Both Frank and Howard felt that it was important to not overpower the stage for the course of two hours with huge imagery. “We want to have simple looks that are very much within a range of color choice,” points out Frank. “Then we find a couple of big, fat moments where video would really overtake the stage. Those are times that don’t leave any room for Otis to breathe and then we would trade when the screens would be a simple gradient. Like for Gladys Knight, I just put up a blue and a violet gradient and Otis does some really glamorous lighting. We all had a great dialogue about what was right for the different moments throughout the show.”

The good rapport between the lighting and video departments certainly helps tremendously when it comes to creating cohesive looks, but addressing the high wire act that balancing lighting levels with a video-driven set. “There’s no way to compete with that much video with regard to output; video could overpower us,” Howard says. “It’s all about communication and collaboration. Working with Laura, we talk through the show; ‘do we have screens on, do we have screens off here?’ ‘Do we have partial things?’ The lighting and the video design give us different qualities to the looks. Sometimes we even use the screens as a light source. Nowadays, it’s very easy to look over to Laura and ask, ‘hey, can I have that back screen in a full CTO or, at a 4,600K blue?’ That kind of thing. That’s how we think of it.”

Howard had a standard lighting rig with Philips Vari-Lite VL3500 Washes and Spots and Clay Paky Sharpys. The package was supplied by Production Resource Group. “I had Tiffany Keys with me as Lighting Director/Programmer, my Gaffer was Randy Treu, Best Boy was Steven Leif, along with Production Electricians Thomas Thayer and Stephanie Shecter. It was a great group,” says Howard.

The give and take between lighting and video is now second nature for the team. “I really enjoy working with Anne and she has really branded the show over the years,” Howard comments. “It’s got a signature look, but each one of them has been unique. It is a bit of a lighting challenge dealing with all of the video but it’s also fun. Anne and Laura are great to work with and we have a lot of fun together; they both make me laugh.

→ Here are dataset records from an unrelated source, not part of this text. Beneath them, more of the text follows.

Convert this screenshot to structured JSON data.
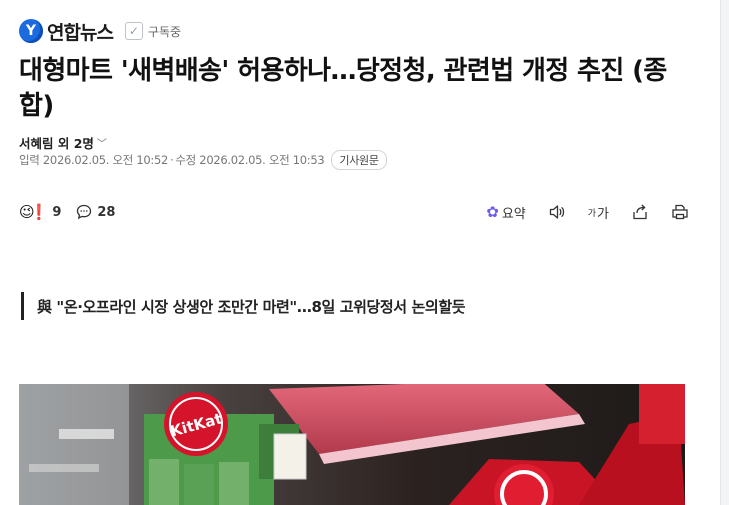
{
  "publisher": {
    "name": "연합뉴스",
    "subscribe_label": "구독중"
  },
  "article": {
    "headline": "대형마트 '새벽배송' 허용하나…당정청, 관련법 개정 추진 (종합)",
    "byline": "서혜림 외 2명",
    "date_input": "입력 2026.02.05. 오전 10:52",
    "date_edit": "수정 2026.02.05. 오전 10:53",
    "original_button": "기사원문",
    "subheading": "與 \"온·오프라인 시장 상생안 조만간 마련\"…8일 고위당정서 논의할듯"
  },
  "actions": {
    "reaction_count": "9",
    "comment_count": "28",
    "summary_label": "요약",
    "font_label": "가"
  },
  "photo": {
    "brand_text": "KitKat"
  },
  "colors": {
    "logo_blue": "#1c6ae0",
    "summary_purple": "#6b5cf0",
    "kitkat_red": "#d5142b",
    "shelf_green": "#4d9a4a"
  }
}
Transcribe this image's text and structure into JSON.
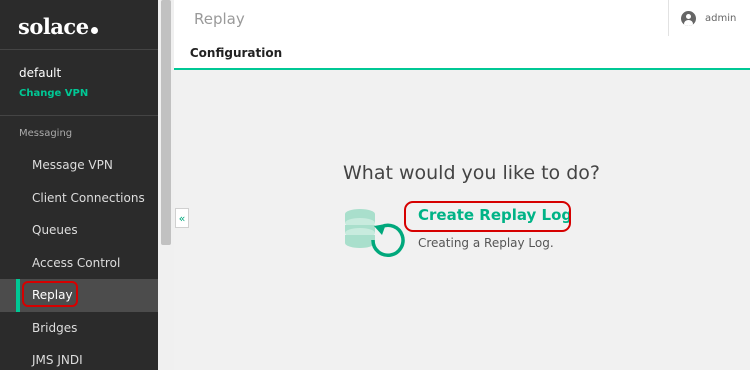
{
  "brand": {
    "logo_text": "solace"
  },
  "vpn": {
    "name": "default",
    "change_label": "Change VPN"
  },
  "nav": {
    "section_label": "Messaging",
    "items": [
      {
        "label": "Message VPN"
      },
      {
        "label": "Client Connections"
      },
      {
        "label": "Queues"
      },
      {
        "label": "Access Control"
      },
      {
        "label": "Replay",
        "active": true
      },
      {
        "label": "Bridges"
      },
      {
        "label": "JMS JNDI"
      }
    ]
  },
  "header": {
    "title": "Replay",
    "user": "admin",
    "tabs": [
      {
        "label": "Configuration",
        "active": true
      }
    ]
  },
  "collapse": {
    "icon": "double-chevron-left-icon",
    "glyph": "«"
  },
  "main": {
    "question": "What would you like to do?",
    "action_label": "Create Replay Log",
    "action_description": "Creating a Replay Log."
  },
  "colors": {
    "accent": "#00c895",
    "sidebar_bg": "#2b2b2b",
    "highlight": "#d60000"
  }
}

Beyond supporting the performers and presenters, the organization’s message is important to the creative team as well. For Brahic, she enjoys the audience as much as she enjoys the show. “It’s a room full of women, families, there’s everybody from girls who are 7 or 8 to older adult women sitting in the audience and hearing these empowering messages and stories. It makes you feel like you’re a part of something bigger.” Frank agrees, stating “This organization has impacted a lot of girls’ lives and working on this show is special. You know that you’re supporting something that’s making real change for young women, and that feels good.”

Howard adds. “All of us couldn’t be any more enthusiastic about Black Girls Rock!; it’s a great project to be a part of. We feel very fortunate. You work on shows, where sometimes it’s like pushing a rock up a hill. This is not like that at all; it really is a great experience when you are all working together for such a great cause.” The cohesive, dynamic look of the final production was certainly evidence of this creative team’s successful collaboration.